Le piège de Dante
dit Brozzi. Presque une semaine sans vous revoir, Viravolta, vous et un autre cadavre invraisemblable... Mpfh !
Le peu qui restait de Federico Spadetti avait été disposé dans un bac et mélangé à de la terre glaise; le bac était disposé sous une arrivée d’eau et avait été copieusement arrosé. Il en résultait une boue pestilentielle. Sur le bac, à la craie, on avait écrit :
Noi passavam su per l’ombre che adona
La greve pioggia, e ponavam le piante
Sovra lor vanità che par persona.
Nous passions parmi les ombres que terrasse
La pluie lourde, et nous mettions les pieds
Sur cette vanité qui semble corps.
— Le châtiment du Troisième Cercle, dit Pietro. Naturellement.
— Les Gourmands, dit Brozzi en haussant les sourcils.
— Couchés dans la boue, sous une pluie noire et glaciale. Pietro contempla la tourbe noirâtre mélangée dans le bac.
— La Chimère est de plus en plus drôle.
— Que voulez-vous que je tire de cela ? demanda Brozzi en plongeant une spatule dans cette boue épaisse qui, autrefois, avait été le souffleur de verre.
Pietro se détourna et regarda en direction de Tazzio. La robe resplendissait maintenant, mais le garçon continuait de la nettoyer. Pietro attrapa un tabouret et alla se placer à ses côtés. Autour de lui, sous les halles de l’atelier, les agents de la Quarantia poursuivaient leurs investigations. L'affliction du jeune homme ne pouvait manquer de toucher Pietro. L'allusion de l’ennemi à la cupidité de Spadetti avait sans doute échappé à Tazzio, inconscient des tenants et des aboutissants réels du drame. Mais cette vision d’horreur – son père réduit à de la glaise informe, comme l’Adam biblique avant même sa conception – le hanterait à tout jamais.
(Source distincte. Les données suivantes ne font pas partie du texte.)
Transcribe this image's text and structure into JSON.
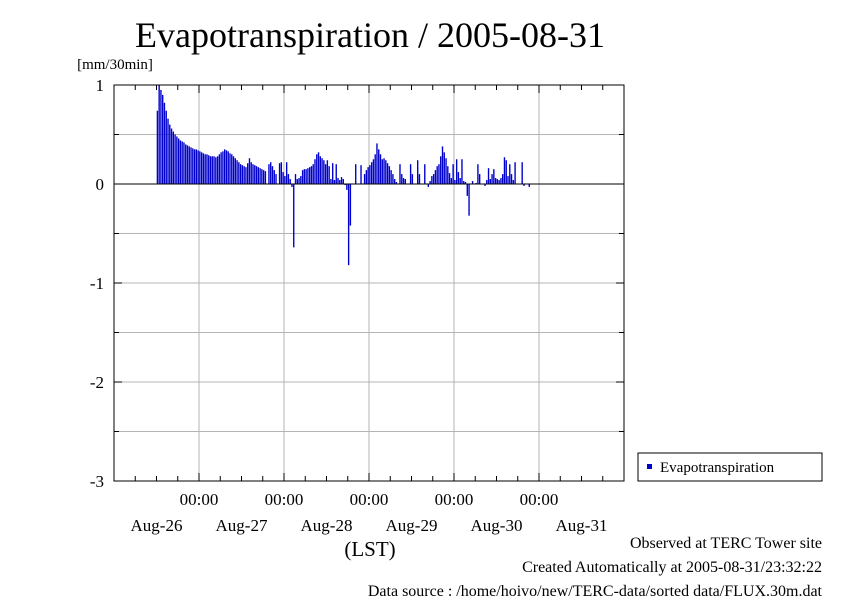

Pietro, lui aussi, était consterné et furieux; si des soupçons pesaient sur le verrier, il n’avait pas prévu que la Chimère pût chercher à s’en débarrasser si vite, et en de telles circonstances. Il enrageait. Il était urgent de réagir.
— Dis-moi, mon garçon, dit Pietro. Tu te souviens de moi ?
Tazzio, absent, ne répondit pas.
— Crois bien que... je vais faire tout ce qui est en mon pouvoir pour retrouver qui a fait cela. Je connais la douleur de perdre un être proche. Je devine à quel point tu souffres, même si je sais aussi que les mots, en de telles circonstances, sont de piètres consolations.
Il leva une main, hésita. Doucement, il la posa sur l’épaule du jeune homme.
— Le moment est peut-être mal choisi, mais j’ai besoin d’aide. Pour retrouver ce... Minos. Car c’est lui, n’est-ce pas? En avais-tu déjà entendu parler?
Tazzio ne répondait toujours pas, clignant seulement les yeux en continuant de lustrer le pelage de cristal.
Pietro fit encore quelques tentatives pour en apprendre davantage auprès du garçon; en vain. Il décida de ne pas insister et rejoignit les autres enquêteurs de la Quarantia pour interroger les ouvriers. Au bout d’une demi-journée, il fallut se rendre à l’évidence : seules trois personnes avaient entendu parler de Minos, même si la plupart d’entre elles, à un moment ou à un autre, s’étaient attelées à la fabrication des fameuses lentilles de verre. Et nul n’était en mesure de révéler l’identité exacte de l’ennemi.
Pietro s’était de nouveau assis sur le tabouret, Tazzio non loin de lui ; il essayait de rassembler ses pensées, de récapituler les faits. D’abord, il y avait eu Marcello et la broche de la courtisane Luciana Saliestri, abandonnée sur les planches du théâtre San Luca. Cette broche l’avait conduit au sénateur Giovanni Campioni.
Pietro se mettait à présent à parler tout seul.
— Marcello Torretone, agent du gouvernement... Admettons que le prêtre Caffelli, au courant de la double identité de Marcello, ait découvert l’existence des Oiseaux de feu. Il s’en ouvre à Marcello, qui réunit de nouvelles informations, mais n’a pas le temps de les transmettre au Conseil des Dix. Il est assassiné au San Luca. Dans le même temps, l’un des Oiseaux rencontre et possède Luciana Saliestri, lui vole la broche du sénateur et la dépose au théâtre pour l’incriminer. A moins qu’elle-même ne fasse partie de la secte et n’ait donné la broche délibérément... Une manière de faire d’une pierre deux coups, et de pousser les autorités à l’élimination des doux réformistes comme notre sénateur Campioni.